Representatives for Ritter, whose other notable credits include starring on U.K. series “Friday Night Dinner” and appearing in the James Bond film “Quantum of Solace,” confirmed his death to TheWrap Tuesday.
“It is with great sadness we can confirm that Paul Ritter passed away last night,” Ritter’s agent said in a statement. “He died peacefully at home with his wife Polly and sons Frank and Noah by his side. He was 54 and had been suffering from a brain tumor. Paul was an exceptionally talented actor playing an enormous variety of roles on stage and screen with extraordinary skill. He was fiercely intelligent, kind and very funny. We will miss him greatly.”
“We are so saddened to hear of the loss of one of our favourite actors Paul Ritter. Our thoughts are with his family, friends and colleagues,” tweeted Channel 4, which airs the sitcom “Friday Night Dinner,” on which Ritter played the patriarch of a British Jewish family.
Ritter also had the role of nuclear engineer Anatoly Dyatlov on HBO’s miniseries “Chernobyl.” On the film side, he played the wizard Eldred Worple in “Harry Potter and The Half-Blood Prince” and a villain in the 2008 Daniel Craig-led “Quantum of Solace.”

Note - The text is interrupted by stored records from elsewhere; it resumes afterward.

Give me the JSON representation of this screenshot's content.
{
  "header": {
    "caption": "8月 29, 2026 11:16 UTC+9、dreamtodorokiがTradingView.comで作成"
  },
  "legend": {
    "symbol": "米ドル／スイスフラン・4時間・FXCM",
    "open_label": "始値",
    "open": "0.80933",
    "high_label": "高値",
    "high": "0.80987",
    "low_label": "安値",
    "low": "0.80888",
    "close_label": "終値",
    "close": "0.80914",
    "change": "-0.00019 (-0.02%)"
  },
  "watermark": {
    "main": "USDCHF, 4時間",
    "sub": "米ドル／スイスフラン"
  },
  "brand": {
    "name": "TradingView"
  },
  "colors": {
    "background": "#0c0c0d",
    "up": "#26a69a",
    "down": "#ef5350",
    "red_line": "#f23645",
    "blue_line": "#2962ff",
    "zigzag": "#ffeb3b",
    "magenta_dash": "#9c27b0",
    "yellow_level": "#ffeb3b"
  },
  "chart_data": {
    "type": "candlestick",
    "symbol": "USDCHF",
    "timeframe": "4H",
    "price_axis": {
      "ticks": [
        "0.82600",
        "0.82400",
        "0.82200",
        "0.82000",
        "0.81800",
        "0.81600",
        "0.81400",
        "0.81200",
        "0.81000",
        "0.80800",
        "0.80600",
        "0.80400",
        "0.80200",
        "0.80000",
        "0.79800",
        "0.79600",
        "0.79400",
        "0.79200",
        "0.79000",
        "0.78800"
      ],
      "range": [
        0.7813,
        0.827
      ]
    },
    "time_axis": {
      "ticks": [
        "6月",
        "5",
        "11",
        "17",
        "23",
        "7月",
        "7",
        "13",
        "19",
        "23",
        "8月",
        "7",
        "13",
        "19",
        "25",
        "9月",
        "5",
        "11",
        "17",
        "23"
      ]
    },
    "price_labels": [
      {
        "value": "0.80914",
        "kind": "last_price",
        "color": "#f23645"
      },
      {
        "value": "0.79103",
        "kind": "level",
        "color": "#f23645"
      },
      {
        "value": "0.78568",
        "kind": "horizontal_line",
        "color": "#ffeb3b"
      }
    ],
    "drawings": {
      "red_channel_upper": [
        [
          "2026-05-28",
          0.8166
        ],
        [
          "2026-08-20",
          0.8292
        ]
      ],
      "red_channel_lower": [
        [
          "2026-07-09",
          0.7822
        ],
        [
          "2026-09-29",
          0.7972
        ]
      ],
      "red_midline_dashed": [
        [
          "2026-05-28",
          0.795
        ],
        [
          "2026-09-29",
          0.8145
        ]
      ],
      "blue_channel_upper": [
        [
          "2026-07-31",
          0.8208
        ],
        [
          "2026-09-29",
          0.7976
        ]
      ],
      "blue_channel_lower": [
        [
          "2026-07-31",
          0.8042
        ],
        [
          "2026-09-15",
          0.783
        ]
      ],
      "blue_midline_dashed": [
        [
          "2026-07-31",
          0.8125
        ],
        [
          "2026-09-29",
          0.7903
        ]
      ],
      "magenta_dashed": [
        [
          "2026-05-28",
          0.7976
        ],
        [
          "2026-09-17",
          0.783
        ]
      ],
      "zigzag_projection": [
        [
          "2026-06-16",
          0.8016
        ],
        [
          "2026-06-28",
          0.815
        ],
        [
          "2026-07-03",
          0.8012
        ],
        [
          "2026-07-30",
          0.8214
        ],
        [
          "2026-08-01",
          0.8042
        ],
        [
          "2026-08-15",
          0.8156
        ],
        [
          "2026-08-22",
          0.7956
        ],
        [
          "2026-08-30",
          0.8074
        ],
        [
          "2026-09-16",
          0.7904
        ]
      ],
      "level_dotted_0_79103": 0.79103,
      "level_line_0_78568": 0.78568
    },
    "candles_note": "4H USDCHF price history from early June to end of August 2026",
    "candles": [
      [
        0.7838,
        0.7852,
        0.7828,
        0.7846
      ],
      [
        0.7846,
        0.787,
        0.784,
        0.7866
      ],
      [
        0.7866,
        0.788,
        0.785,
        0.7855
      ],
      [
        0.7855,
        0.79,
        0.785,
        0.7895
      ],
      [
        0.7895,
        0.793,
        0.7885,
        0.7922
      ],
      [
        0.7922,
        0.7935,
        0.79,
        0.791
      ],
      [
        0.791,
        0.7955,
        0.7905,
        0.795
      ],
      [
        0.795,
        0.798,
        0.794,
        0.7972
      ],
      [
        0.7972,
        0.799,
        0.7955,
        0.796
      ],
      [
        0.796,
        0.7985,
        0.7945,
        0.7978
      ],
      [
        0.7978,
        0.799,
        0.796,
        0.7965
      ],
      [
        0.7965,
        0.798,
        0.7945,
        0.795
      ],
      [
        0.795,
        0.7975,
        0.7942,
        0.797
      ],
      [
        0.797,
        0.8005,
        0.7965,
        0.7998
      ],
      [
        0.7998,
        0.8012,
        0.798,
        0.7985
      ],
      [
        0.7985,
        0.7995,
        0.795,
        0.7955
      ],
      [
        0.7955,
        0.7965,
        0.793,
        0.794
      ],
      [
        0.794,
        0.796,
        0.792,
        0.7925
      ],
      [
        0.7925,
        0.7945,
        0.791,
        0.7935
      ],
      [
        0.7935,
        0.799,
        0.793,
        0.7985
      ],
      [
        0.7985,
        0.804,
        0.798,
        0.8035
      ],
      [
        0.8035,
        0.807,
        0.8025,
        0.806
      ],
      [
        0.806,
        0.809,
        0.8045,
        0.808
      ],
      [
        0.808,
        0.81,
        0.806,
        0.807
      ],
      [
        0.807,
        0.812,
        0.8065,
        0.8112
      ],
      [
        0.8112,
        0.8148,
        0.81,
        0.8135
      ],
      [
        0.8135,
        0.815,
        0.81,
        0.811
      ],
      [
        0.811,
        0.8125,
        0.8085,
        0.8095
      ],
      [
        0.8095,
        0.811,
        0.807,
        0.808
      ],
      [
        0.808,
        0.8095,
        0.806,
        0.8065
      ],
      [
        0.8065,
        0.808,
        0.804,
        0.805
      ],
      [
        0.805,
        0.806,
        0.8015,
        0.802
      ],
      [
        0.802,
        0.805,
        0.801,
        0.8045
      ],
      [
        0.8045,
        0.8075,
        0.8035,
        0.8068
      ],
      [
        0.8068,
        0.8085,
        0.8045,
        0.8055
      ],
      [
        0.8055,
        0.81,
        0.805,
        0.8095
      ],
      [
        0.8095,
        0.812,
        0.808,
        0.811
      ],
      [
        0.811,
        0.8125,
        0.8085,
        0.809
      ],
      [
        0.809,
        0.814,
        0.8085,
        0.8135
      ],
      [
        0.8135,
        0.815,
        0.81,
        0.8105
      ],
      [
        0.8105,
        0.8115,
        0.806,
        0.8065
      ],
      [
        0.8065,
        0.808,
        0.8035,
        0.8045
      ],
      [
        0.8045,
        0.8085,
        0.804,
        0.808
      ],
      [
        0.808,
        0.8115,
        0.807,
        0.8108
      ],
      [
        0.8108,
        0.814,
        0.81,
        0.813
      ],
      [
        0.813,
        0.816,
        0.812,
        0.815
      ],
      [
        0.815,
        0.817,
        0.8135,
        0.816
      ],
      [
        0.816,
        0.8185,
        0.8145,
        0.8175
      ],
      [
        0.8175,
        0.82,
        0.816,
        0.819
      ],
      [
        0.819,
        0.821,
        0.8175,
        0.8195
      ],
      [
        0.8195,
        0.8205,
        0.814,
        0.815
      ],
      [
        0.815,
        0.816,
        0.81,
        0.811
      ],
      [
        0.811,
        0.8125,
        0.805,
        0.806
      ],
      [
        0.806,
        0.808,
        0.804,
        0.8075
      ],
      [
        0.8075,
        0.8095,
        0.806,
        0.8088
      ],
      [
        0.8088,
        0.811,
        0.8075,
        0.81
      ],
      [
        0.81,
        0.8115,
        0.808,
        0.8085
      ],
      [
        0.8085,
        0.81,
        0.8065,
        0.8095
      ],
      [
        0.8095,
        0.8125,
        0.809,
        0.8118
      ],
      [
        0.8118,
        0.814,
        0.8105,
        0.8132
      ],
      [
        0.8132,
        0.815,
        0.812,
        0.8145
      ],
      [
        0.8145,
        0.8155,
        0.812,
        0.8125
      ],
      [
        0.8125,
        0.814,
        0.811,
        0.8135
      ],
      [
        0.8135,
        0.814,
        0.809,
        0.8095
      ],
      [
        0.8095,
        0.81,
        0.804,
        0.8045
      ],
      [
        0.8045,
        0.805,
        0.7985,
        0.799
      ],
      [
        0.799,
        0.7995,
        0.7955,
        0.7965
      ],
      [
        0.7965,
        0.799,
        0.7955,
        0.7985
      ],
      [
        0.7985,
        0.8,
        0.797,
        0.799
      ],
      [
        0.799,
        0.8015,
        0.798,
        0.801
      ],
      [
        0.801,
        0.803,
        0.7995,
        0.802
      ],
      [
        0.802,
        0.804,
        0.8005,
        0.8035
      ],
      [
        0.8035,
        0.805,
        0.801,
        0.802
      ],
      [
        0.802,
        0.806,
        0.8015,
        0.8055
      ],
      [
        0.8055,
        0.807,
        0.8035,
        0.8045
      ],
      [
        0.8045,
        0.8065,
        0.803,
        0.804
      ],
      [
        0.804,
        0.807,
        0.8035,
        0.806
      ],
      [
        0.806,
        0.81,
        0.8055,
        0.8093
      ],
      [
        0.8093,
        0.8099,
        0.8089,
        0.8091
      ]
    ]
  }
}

No stranger to the theater, Ritter appeared in productions of “All My Sons,” “Coram Boy” and “The Curious Incident Of The Dog In The Night-Time” at the National Theatre in Britain, “Art” at London’s Old Vic, and “The Audience” on the West End, in which he played Prime Minister John Major opposite Helen Mirren as Queen Elizabeth II. He was nominated in 2009 for a Tony Award for his role Alan Ayckbourn’s Broadway production of “The Norman Conquests.”